Apakah Yusuf langsung percaya kepada kakak-kakaknya? Tidak! Yusuf butuh waktu dan ia taruh piala itu sebagai alat tes sebelum kembali memercayai kakak-kakaknya. Jadi, jelas ya Tuhan mau kita jadi orang yang suka mengampuni tetapi kepercayaan yang sudah dilanggar tersebut bagaikan tulang yang patah, butuh waktu untuk pulih. Artinya, antara pengampunan dan percaya kembali, perlu proses dan waktu sampai orang yang diampuni memang membuktikan diri bahwa ia bisa dipercaya lagi.

Jangan naif! Jangan menyalahkan diri mengapa kita tidak bisa memercayai orang tersebut lagi? Itu bukan tugas kita, itu tugasnya orang tersebut membuktikan dirinya bisa dipercayai lagi atau tidak.
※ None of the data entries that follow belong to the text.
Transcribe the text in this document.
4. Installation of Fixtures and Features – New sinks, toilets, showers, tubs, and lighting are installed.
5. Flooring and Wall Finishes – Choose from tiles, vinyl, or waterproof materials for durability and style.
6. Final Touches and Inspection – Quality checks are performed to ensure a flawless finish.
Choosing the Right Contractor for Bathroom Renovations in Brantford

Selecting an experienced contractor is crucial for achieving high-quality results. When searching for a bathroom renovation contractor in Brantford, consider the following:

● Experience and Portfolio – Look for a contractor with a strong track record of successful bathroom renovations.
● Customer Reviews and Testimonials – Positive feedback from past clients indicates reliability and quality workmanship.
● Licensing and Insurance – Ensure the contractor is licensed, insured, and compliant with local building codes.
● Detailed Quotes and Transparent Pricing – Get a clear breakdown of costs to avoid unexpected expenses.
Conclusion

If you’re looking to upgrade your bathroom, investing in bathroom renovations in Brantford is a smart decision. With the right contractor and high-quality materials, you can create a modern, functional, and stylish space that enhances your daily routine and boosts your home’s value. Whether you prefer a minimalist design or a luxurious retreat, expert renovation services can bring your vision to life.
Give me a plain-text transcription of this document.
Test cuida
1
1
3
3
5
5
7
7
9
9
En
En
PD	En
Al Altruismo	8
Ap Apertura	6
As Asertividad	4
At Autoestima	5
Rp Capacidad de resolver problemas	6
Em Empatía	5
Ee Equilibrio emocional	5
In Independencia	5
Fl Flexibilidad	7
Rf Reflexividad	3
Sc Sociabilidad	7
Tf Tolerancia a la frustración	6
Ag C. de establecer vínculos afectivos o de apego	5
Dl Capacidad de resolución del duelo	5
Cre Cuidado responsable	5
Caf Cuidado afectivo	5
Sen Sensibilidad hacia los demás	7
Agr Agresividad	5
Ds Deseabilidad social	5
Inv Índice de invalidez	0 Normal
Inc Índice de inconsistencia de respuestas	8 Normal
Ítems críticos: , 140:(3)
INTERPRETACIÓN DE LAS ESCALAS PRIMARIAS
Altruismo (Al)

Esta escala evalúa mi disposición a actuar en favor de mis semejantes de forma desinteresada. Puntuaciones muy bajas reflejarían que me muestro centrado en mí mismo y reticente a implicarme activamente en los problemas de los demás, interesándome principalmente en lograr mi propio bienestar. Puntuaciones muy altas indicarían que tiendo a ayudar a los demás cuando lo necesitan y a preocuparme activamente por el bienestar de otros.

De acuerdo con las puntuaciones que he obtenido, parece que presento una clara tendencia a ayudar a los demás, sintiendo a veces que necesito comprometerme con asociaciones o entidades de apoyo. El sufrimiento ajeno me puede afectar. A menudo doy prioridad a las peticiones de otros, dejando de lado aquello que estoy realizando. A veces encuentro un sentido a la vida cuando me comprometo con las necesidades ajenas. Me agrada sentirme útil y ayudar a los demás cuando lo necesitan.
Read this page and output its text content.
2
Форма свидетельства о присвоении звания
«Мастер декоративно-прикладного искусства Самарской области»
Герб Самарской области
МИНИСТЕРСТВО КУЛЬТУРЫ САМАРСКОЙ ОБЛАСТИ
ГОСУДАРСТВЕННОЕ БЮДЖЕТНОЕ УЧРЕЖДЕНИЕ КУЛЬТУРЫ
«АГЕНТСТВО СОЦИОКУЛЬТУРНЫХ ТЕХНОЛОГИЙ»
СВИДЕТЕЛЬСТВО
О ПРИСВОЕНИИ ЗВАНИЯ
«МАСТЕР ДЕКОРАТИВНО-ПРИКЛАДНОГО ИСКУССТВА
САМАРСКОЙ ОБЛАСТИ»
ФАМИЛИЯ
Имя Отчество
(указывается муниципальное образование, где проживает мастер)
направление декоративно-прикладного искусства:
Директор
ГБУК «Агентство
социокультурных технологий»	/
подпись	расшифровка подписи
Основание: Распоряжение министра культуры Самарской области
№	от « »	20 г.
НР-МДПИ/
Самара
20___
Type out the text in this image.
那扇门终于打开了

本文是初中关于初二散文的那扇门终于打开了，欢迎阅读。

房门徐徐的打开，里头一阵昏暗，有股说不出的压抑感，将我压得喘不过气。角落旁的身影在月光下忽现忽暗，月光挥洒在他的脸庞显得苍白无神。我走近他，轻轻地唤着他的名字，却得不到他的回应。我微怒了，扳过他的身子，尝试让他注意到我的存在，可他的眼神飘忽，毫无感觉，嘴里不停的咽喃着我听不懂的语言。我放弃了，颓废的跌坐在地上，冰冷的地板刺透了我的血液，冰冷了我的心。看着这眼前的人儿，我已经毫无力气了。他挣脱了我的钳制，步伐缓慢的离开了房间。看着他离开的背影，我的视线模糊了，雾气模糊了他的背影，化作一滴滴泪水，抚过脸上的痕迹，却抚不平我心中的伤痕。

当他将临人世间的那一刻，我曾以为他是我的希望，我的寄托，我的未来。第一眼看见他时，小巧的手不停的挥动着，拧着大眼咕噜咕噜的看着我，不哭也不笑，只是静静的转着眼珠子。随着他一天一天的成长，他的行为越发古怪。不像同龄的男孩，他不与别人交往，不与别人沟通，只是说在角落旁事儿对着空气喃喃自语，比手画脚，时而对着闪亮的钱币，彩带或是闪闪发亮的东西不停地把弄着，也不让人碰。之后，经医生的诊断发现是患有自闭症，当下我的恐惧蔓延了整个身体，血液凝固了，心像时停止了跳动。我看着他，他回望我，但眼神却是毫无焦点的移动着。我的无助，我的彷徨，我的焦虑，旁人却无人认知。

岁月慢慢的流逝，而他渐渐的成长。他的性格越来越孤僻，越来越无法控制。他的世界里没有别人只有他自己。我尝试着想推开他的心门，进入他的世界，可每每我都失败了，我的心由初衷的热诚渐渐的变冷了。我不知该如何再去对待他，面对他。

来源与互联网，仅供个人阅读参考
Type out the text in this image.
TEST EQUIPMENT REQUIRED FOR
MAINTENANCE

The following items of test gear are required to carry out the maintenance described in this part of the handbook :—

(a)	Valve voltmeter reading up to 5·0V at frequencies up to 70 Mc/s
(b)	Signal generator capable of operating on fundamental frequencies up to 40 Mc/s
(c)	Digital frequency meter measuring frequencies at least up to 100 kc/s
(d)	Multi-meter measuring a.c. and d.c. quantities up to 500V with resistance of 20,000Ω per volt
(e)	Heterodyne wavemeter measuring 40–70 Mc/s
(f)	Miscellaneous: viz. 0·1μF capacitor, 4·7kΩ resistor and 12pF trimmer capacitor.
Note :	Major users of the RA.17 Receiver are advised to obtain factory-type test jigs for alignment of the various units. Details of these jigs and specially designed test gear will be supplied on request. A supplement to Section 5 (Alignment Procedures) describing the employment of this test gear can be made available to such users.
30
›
Tugas kita adalah mengampuni dan membuka diri untuk terus mengampuni, tetapi bukan berarti membuka diri untuk terus dan terus diperdayai dan dilukai.

Refleksi diri:

  • Apakah Anda sudah melakukan bagian untuk mengampuni sebagai wujud ketaatan Anda kepada Tuhan?
  • Jika Anda yang bersalah dan diampuni, sudahkah Anda membuktikan diri atas kepercayaan yang Anda dapatkan?